With its big butt, stocky stance, and overall chunky looks, the Polestar 2 may not be everybody's cup of tea. But I happen to really like it. It has a presence and attracts attention wherever it goes, but in a distinctly unflashy way.

The Polestar 2 doesn't have any prominent branding explaining what it is, so get ready for a lot of questions from passers by.

Pro: Elegant and intuitive technology

You may shudder at the idea of a giant touchscreen that controls everything from the air conditioning to the heated seats. But hear me out.

During testing, I found the Polestar 2's infotainment system incredibly intuitive and beautifully designed. I never had to fumble through unnecessary menus to find what I was looking for, and all the most important buttons are just a tap or two away. The whole interface looks extraordinarily crisp and clean.

Polestar uses Google's Android operating system, so Google Maps is built in. One nice touch: When you plot a route, the car displays, quite accurately, how much battery life you'll have when you reach your destination — and after the return trip.

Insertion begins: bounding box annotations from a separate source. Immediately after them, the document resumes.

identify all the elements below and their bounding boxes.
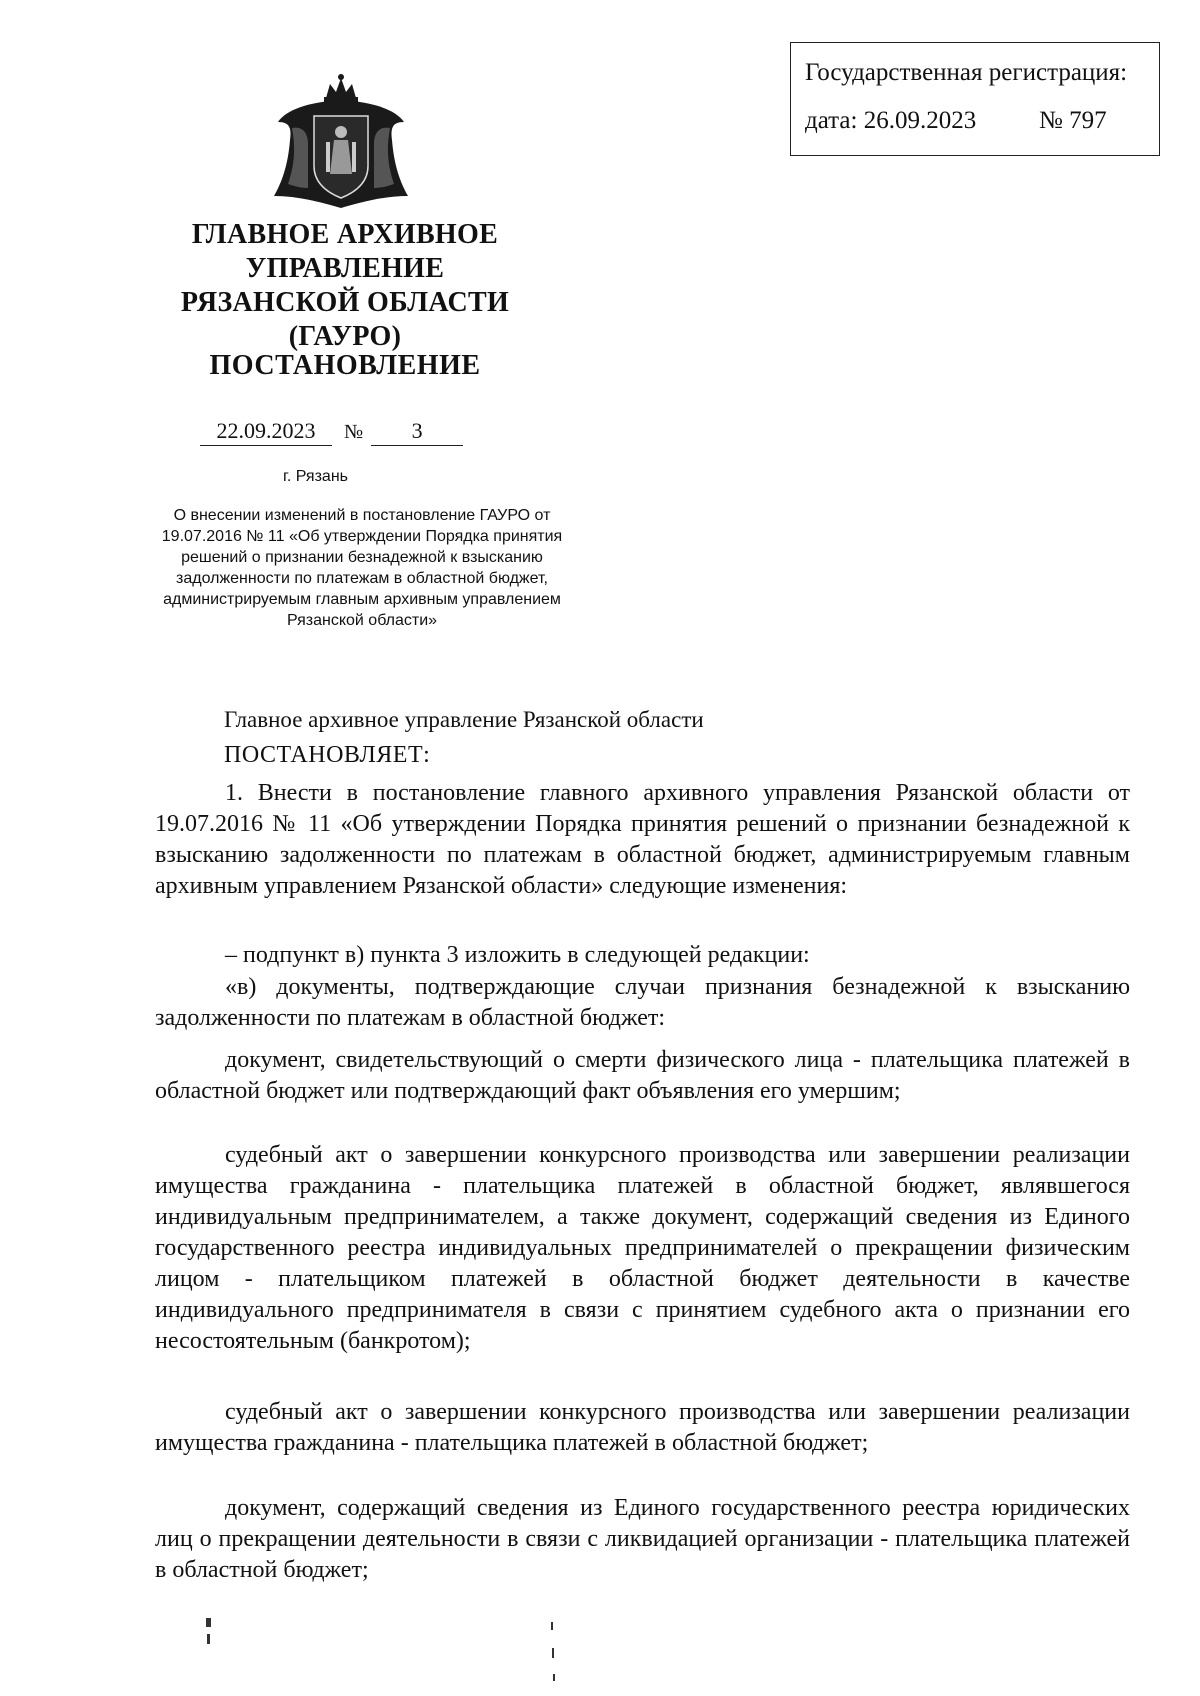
registration-title: Государственная регистрация: <box>805 59 1128 86</box>
organization-name-line: (ГАУРО) <box>288 321 402 352</box>
body-paragraph: «в) документы, подтверждающие случаи признания безнадежной к взысканию задолженности по платежам в областной бюджет: <box>155 974 1130 1031</box>
scan-speck <box>552 1648 554 1658</box>
document-type: ПОСТАНОВЛЕНИЕ <box>209 350 481 381</box>
organization-name-line: РЯЗАНСКОЙ ОБЛАСТИ <box>180 287 510 318</box>
body-paragraph: – подпункт в) пункта 3 изложить в следующей редакции: <box>225 942 810 968</box>
document-date: 22.09.2023 <box>200 418 332 446</box>
body-paragraph: документ, содержащий сведения из Единого государственного реестра юридических лиц о прекращении деятельности в связи с ликвидацией организации - плательщика платежей в областной бюджет; <box>155 1495 1130 1583</box>
scan-speck <box>206 1618 211 1627</box>
document-subject: О внесении изменений в постановление ГАУРО от 19.07.2016 № 11 «Об утверждении Порядка принятия решений о признании безнадежной к взысканию задолженности по платежам в областной бюджет, администрируемым главным архивным управлением Рязанской области» <box>161 507 563 629</box>
scan-speck <box>551 1622 553 1630</box>
body-paragraph: судебный акт о завершении конкурсного производства или завершении реализации имущества гражданина - плательщика платежей в областной бюджет; <box>155 1399 1130 1456</box>
scan-speck <box>207 1634 210 1644</box>
body-paragraph: судебный акт о завершении конкурсного производства или завершении реализации имущества гражданина - плательщика платежей в областной бюджет, являвшегося индивидуальным предпринимателем, а также документ, содержащий сведения из Единого государственного реестра индивидуальных предпринимателей о прекращении физическим лицом - плательщиком платежей в областной бюджет деятельности в качестве индивидуального предпринимателя в связи с принятием судебного акта о признании его несостоятельным (банкротом); <box>155 1142 1130 1354</box>
organization-name-line: УПРАВЛЕНИЕ <box>245 253 445 284</box>
date-number-line <box>200 418 463 446</box>
number-sign: № <box>344 421 364 443</box>
document-number: 3 <box>371 418 463 446</box>
registration-date: дата: 26.09.2023 <box>805 107 977 134</box>
organization-name <box>140 218 550 354</box>
coat-of-arms-icon <box>268 70 414 210</box>
scan-speck <box>553 1674 555 1681</box>
organization-name-line: ГЛАВНОЕ АРХИВНОЕ <box>191 219 499 250</box>
document-city: г. Рязань <box>283 468 348 485</box>
registration-number: № 797 <box>1039 107 1107 134</box>
intro-line: Главное архивное управление Рязанской области <box>224 707 704 732</box>
body-paragraph: документ, свидетельствующий о смерти физического лица - плательщика платежей в областной бюджет или подтверждающий факт объявления его умершим; <box>155 1047 1130 1104</box>
registration-stamp <box>790 42 1160 156</box>
body-paragraph: 1. Внести в постановление главного архивного управления Рязанской области от 19.07.2016 № 11 «Об утверждении Порядка принятия решений о признании безнадежной к взысканию задолженности по платежам в областной бюджет, администрируемым главным архивным управлением Рязанской области» следующие изменения: <box>155 780 1130 899</box>
decree-word: ПОСТАНОВЛЯЕТ: <box>224 742 431 768</box>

Pro: Sleek and comfortable interior

Some luxury cars slap you in the face with their extravagance. Not the Polestar 2.

Climb into the car's minimalist cabin and you're greeted by muted gray tones, matte surfaces, and barely anything shiny. The Polestar 2 is pleasant to sit in and feels high-end, but it isn't spilling over with leather or chrome accents. (Though you can add on light-brown leather seats as an option.)

An added bonus: Polestar uses sustainable materials like seat fabrics made from recycled plastic bottles and carpeting derived from recycled fishing nets.

Con: Lacks standard safety tech

I was disappointed to find that my tester didn't come with blind-spot monitoring or adaptive cruise control, features I like and come standard on many new vehicles, from mainstream models to upscale offerings. As it turns out, you have to buy the $3,200 Pilot package to get Polestar's full assortment of advanced driver-assistance features.

Still, all Polestar 2 models come equipped with advanced safety tech including collision avoidance and lane keeping.

Con: Other EVs have more range

The single-motor Polestar 2's 270-mile estimated range was totally adequate for my needs, and the dual-motor version's 249 miles may suffice for certain buyers too. But there are other options out there that offer more driving range for a similar cost.

The $51,000 Tesla Model 3 Long Range can travel 358 miles on a full battery, according to the Environmental Protection Agency. The rangiest Ford Mustang Mach-E SUV delivers an estimated 314 miles of range for just under $53,000. The Hyundai Kona Electric will take you an EPA-rated 258 miles, and it starts at $34,000.